First-principles study of the contractive reconstruction of gold and silver monolayers on gold, silver and aluminum

Abstract

Using first-principles calculations in conjunction with modeling techniques, the author has investigated the structures of Au and Ag monolayers on a number of metal surfaces. Au(100) has a c(26 {times} 68) surface unit cell and the reconstruction has been interpreted as the top layer transforming to a contracted hexagonal-close-packed layer, superimposed on the square lattice of the underlying substrate atoms. Similar reconstructions have been observed on the 5d fcc metals Ir and Pt, but not in the 4d Rh, Pd, and Ag. The author studied the energetics of a monolayer of Au and Ag using first-principles calculations. The author found that it is energetically favorable for both Au and Ag to transform from a square to hexagonal arrangement and to contract to a higher surface density, but Au gains substantially more energy than Ag.

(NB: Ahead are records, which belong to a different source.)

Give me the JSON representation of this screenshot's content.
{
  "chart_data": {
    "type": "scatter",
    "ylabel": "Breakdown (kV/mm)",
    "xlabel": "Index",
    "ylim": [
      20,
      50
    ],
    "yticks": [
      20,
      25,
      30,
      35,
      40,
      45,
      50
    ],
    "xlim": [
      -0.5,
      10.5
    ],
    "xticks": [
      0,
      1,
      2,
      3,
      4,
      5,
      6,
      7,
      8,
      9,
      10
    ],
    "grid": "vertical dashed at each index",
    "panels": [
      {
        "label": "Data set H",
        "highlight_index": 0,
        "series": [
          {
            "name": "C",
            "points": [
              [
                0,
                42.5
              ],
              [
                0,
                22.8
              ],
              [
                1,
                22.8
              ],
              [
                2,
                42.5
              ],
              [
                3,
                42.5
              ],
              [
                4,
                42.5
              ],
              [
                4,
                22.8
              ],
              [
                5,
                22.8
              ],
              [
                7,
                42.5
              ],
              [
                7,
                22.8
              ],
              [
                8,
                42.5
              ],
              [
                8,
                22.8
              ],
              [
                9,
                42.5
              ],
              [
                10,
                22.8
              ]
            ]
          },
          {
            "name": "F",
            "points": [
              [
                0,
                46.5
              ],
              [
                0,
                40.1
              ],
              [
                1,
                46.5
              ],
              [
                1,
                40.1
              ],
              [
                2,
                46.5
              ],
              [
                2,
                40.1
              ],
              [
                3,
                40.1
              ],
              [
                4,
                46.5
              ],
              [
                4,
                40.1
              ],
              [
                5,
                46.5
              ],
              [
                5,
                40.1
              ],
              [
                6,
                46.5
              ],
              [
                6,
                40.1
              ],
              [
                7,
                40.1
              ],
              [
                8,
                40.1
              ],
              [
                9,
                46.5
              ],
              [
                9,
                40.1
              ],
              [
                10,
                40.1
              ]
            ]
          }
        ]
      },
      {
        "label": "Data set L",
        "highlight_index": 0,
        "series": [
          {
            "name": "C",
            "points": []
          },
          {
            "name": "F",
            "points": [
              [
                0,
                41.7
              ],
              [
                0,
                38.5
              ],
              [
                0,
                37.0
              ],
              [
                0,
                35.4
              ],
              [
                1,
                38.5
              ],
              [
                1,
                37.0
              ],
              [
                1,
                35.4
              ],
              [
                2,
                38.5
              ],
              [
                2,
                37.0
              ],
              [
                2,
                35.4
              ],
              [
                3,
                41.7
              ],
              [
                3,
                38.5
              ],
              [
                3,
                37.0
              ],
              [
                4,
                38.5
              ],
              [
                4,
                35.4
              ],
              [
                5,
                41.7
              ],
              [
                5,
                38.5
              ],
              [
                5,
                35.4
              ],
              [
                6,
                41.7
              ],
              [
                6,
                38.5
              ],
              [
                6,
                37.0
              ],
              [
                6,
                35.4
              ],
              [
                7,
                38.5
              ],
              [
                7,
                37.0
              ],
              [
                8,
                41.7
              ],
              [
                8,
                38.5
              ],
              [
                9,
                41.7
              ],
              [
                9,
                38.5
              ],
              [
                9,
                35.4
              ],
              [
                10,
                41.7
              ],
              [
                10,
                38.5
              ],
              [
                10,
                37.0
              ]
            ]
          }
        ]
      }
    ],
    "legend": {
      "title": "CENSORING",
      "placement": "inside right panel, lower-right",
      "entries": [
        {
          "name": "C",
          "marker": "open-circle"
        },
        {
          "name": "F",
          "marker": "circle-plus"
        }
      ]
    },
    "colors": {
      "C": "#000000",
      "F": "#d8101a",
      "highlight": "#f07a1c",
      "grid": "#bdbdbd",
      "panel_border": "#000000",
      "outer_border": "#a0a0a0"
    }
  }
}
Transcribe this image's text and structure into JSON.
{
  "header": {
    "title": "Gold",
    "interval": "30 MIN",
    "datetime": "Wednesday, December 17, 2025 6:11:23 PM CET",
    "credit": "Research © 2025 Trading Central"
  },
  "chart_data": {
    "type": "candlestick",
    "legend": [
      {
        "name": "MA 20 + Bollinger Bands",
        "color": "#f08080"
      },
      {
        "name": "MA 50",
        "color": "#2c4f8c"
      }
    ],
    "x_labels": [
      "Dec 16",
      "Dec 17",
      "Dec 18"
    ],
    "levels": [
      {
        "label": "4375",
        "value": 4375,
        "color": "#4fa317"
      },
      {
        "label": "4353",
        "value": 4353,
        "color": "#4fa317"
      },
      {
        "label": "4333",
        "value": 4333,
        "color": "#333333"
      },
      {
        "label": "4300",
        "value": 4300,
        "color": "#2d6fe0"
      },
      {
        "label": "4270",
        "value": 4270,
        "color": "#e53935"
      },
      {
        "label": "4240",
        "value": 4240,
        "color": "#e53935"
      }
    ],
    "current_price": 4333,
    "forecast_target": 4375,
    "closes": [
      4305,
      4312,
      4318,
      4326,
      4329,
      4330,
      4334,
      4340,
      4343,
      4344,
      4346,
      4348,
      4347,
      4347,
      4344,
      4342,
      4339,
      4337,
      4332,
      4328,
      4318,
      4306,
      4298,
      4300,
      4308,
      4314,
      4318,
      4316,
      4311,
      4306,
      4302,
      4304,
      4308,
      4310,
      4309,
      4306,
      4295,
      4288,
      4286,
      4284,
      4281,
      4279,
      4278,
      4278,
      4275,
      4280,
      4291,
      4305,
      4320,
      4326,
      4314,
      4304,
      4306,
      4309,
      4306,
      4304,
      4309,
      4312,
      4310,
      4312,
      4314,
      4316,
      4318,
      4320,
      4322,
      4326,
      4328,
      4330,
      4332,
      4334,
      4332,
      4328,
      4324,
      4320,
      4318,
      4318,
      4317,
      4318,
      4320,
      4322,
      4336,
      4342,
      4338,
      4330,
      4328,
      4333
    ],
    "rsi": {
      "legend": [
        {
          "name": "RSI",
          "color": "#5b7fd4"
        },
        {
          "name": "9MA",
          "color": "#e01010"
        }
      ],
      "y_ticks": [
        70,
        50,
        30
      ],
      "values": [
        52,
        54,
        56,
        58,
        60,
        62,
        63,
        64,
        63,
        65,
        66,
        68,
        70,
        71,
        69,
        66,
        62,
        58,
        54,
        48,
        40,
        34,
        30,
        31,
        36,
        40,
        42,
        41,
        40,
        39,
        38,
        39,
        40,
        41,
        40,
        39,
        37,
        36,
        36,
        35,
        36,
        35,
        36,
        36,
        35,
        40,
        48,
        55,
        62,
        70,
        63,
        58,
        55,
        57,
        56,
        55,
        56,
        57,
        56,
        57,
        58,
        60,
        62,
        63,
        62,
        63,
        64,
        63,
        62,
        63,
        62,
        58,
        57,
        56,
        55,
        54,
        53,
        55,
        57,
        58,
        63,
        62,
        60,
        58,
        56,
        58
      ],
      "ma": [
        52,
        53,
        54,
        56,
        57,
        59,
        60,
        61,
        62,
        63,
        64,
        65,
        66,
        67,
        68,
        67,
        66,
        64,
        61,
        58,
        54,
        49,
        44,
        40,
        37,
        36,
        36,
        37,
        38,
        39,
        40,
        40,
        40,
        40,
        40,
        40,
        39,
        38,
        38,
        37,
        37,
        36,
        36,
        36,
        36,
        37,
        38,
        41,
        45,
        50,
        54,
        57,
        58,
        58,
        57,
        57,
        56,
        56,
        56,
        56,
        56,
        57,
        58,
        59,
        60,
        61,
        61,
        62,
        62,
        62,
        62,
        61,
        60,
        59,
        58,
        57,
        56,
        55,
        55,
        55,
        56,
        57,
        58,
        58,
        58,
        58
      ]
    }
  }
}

This is true both for a monolayer in isolation as well as on top of a jellium surface. The author also calculated the mismatch energy (energy loss when the top layer loses registry with the substrate) for Au and Ag, and found that Ag has a slightly higher mismatch energy. The first-principles results thus offer a strong indication that Au(100) can reconstruct but Ag will not. The reconstruction is further studied with a 2 dimensional Frenkel-Kontorowa model, with parameters extracted from the total energy calculations. The author found that it is indeed energetically favorable for the top layer of Au(100), but not for Ag, to transform to a hexagonal-close-packed structure and contract. 85 refs., 34 figs., 8 tabs.